July 30, 2013
By Rita Fuerst Adams, National Executive Director, National Parents Organization
Pennsylvania just eliminated the Parenting Coordinator role that it began five years ago. According to The Legal Intelligencer, its demise is related to a couple of high profile cases.
Pennsylvania was one of eleven states with legislation governing parenting coordinators. The other ten states that still have legislated parenting coordinator programs are: Colorado, Florida, Idaho, Louisiana, New Hampshire, North Carolina, Oklahoma, Oregon, Massachusetts, and Texas. As with other areas of family law, the laws and regulations vary by state.
Effective May 23rd this year, the Pennsylvania Supreme Court adopted Pennsylvania Rule of Civil Procedure 1915.11-1, Elimination of Parenting Coordination. It states:
“Only judges may make decisions in child custody cases. Masters and hearing officers may make recommendations to the court. Courts shall not appoint any other individual to make decisions or recommendations or alter a custody order in child custody cases. Any order appointing a parenting coordinator shall be deemed vacated on the date this rule becomes effective. Local rules and administrative orders authorizing the appointment of parenting coordinators also shall be deemed vacated on the date this rule becomes effective.”
Will this affect many children or families in Pennsylvania? Most often parenting coordinators are engaged in high conflict cases. In fact, most litigants cannot afford a parenting coordinator. In the few cases where a parenting coordinator was appointed, it provided some relief to children from the bickering of their parents and kept the case from many more visits to court.
The original purpose of the parenting coordinator in Pennsylvania was to appoint a third party to decide custody disputes promptly and without judicial involvement. It was meant to resolve minor custodial issues, such as vacation planning or scheduling conflicts, rather than allow them to spiral into endless relief petitions.
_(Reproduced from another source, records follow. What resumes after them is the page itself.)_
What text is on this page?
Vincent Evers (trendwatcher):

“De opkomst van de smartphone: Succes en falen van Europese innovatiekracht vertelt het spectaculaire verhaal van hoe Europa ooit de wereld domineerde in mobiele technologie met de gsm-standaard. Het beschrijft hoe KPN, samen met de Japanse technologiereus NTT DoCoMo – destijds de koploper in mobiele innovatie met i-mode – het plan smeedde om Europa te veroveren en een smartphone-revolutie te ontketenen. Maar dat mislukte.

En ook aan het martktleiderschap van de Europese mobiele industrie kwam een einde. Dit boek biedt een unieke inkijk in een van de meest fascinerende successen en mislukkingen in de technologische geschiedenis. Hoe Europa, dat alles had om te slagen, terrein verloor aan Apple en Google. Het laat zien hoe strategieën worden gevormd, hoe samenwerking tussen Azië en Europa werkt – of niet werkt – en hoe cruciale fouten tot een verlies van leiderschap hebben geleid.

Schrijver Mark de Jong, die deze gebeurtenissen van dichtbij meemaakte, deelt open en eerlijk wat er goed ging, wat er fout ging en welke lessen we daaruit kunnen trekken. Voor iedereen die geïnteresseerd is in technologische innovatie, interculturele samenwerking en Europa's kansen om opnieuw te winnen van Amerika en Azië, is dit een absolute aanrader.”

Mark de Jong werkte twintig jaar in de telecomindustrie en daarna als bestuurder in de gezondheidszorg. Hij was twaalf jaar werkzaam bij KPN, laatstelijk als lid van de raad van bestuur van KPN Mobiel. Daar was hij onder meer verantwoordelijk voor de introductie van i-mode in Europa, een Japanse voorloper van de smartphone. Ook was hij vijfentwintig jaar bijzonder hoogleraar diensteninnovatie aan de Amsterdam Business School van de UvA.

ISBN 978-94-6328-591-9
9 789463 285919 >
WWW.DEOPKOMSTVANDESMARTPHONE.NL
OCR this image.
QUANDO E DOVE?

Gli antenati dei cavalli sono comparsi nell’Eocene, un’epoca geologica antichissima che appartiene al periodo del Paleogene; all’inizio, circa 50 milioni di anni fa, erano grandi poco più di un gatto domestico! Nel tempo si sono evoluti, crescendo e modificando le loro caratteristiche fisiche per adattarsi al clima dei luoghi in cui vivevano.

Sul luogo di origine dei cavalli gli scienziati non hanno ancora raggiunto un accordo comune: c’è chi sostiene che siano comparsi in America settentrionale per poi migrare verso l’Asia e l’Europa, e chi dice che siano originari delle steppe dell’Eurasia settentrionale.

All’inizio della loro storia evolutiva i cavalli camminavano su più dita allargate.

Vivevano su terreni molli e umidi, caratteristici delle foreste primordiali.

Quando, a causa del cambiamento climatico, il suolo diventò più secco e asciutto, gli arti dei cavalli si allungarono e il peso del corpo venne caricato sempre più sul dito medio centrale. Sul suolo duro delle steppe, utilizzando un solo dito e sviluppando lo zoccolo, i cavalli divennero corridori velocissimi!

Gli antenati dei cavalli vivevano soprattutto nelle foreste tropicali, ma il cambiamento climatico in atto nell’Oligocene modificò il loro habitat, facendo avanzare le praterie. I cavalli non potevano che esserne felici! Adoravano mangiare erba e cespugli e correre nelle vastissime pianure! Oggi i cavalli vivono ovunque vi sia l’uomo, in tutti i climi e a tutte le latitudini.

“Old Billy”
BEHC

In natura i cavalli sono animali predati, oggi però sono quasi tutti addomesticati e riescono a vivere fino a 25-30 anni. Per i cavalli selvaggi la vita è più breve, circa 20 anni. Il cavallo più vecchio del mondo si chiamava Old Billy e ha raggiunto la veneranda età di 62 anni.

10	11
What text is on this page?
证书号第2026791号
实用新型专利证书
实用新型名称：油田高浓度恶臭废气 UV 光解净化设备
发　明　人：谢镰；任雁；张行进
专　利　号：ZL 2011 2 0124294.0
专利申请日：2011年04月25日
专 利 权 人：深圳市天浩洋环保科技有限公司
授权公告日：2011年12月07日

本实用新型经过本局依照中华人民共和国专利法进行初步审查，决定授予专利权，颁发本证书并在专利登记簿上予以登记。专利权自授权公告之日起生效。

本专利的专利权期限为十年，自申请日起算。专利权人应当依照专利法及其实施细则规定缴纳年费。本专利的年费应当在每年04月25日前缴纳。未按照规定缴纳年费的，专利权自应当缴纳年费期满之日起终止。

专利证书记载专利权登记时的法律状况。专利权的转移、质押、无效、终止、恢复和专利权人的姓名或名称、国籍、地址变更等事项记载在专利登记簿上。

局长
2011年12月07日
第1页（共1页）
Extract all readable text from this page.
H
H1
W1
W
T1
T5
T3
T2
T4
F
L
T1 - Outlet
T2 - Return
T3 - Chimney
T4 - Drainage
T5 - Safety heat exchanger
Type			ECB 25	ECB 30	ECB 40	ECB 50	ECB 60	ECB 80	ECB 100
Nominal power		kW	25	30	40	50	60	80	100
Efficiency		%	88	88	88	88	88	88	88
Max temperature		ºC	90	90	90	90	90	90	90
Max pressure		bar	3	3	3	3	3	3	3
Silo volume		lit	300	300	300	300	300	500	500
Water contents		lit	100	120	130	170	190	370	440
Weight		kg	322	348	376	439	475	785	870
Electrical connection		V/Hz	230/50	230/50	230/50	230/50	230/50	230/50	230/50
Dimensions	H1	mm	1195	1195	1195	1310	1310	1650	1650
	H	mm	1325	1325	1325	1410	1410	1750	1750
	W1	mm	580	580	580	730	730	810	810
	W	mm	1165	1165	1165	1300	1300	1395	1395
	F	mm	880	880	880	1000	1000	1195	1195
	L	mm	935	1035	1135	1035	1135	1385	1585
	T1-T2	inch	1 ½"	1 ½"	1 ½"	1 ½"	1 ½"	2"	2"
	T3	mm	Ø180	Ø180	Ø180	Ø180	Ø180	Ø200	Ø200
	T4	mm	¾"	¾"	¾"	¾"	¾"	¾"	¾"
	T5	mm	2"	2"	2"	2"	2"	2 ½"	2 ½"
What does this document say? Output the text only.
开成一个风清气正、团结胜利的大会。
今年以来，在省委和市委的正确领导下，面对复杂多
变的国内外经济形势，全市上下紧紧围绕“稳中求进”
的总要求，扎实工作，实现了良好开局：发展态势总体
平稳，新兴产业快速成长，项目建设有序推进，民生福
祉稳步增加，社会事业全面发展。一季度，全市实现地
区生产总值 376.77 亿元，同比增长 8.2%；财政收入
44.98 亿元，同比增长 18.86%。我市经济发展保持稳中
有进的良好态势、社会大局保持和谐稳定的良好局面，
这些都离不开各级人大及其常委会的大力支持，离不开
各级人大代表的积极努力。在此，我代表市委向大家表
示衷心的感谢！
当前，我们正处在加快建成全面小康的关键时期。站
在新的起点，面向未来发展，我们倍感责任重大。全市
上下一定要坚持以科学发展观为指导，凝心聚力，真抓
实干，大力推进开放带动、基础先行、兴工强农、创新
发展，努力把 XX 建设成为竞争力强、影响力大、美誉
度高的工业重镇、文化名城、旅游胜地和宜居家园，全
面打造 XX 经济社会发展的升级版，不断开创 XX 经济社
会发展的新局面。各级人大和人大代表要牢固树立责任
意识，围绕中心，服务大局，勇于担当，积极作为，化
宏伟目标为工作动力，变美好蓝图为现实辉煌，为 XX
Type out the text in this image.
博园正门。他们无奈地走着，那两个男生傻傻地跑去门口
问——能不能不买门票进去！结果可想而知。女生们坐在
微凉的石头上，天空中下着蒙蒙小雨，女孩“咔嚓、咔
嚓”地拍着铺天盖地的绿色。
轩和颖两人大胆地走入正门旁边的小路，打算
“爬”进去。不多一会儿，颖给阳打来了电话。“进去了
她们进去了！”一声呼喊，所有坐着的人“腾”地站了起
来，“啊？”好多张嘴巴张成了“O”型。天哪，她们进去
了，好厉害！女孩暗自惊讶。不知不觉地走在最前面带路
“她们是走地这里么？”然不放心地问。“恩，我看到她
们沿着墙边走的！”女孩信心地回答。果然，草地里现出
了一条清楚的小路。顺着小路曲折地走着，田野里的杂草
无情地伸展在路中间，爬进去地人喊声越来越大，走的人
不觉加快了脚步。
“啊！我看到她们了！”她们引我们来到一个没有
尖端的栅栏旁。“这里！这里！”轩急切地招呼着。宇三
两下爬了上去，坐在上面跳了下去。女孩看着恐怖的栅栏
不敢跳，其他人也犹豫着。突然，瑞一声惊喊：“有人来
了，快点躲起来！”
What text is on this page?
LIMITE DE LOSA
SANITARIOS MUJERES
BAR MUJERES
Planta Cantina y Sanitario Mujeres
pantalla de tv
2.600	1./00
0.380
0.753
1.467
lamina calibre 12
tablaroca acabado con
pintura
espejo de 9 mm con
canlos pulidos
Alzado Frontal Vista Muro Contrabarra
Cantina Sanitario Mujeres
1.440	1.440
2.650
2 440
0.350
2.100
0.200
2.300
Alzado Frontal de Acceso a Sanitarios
Are parenting coordinators needed if the parenting plan can be enforced other ways with remedies that are easy and inexpensive for parents to access? National Parents Organization’s Model Legislation Committee has been exploring the remedy Missouri began with Family Access Motions.
Basically, if a party to a divorce, legal separation, or annulment proceeding or a proceeding pertaining to the allocation of parental rights and responsibilities with respect to the care of and access to children does not comply with that portion of an order or decree that allocates parental rights and responsibilities, then the aggrieved parent may file a family access motion with the court. This simple motion must be acted upon within sixty days and may result in:
- Parenting time denied being made up,
- Counseling for the parent interfering with parenting time,
- A fine for the interfering parent, and/or
- Reimbursement for travel costs the parent barred from parent time may have incurred.
When we have simple, accessible, low-cost solutions, perhaps we will limit the number of professionals needed in family law.